1.   baarmoeder zn. 'uterus'
categorie:
geleed woord, samensmelting (blending), tautologie, contaminatie, samentrekking
Mnl. baermoeder 'deel van het vrouwelijk lichaam' [1351; MNW conte]; vnnl. baermoeder 'uterus' [1542; Dasypodius], baermoeder "den buyck van eender vrouwen" [1562; Kil.].
Gevormd uit de stam baar van het werkwoord baren en moeder in een oude betekenis 'uterus, schoot'. In het Middelnederlands was het gebruikelijke woord voor 'uterus' moeder [1351; MNW]. De samenstelling ontstond omdat moeder in deze specifieke betekenis niet meer duidelijk was. Een andere mogelijkheid is ontlening aan vnhd. bermuoter, bermoter [1398] (later Bärmutter, Gebärmutter), dat echter later geattesteerd is.

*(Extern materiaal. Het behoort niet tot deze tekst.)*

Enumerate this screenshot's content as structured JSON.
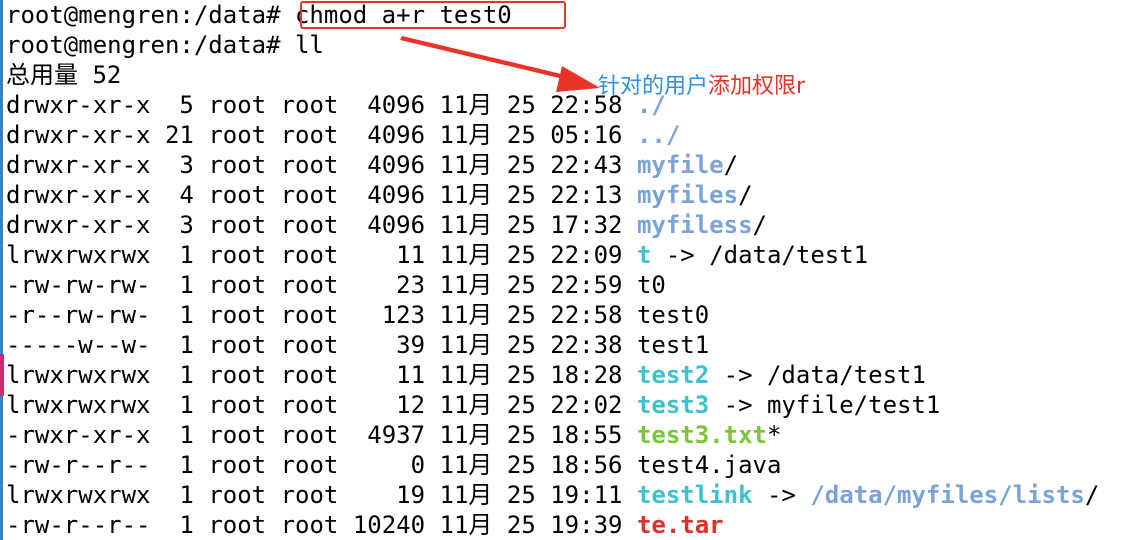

Het woord moeder heeft ook in andere Germaanse dialecten (bijv. in het mnd., ohd., mhd. en in het Oudzweeds) de engere betekenistoepassing 'baarmoeder'. Daarnaast staan vormen als ohd. geburtmuoter 'baarmoeder' [12e eeuw] (vnhd. bermuoter, bermoter [1398], bermutter; nhd. Gebärmutter [eind 16e eeuw; Pfeifer]. In het Fries komen liif, liifmoer en limoer voor, dat overeenkomt met Zweeds livmoder, met als eerste lid lijf in de betekenis 'onderlijf'.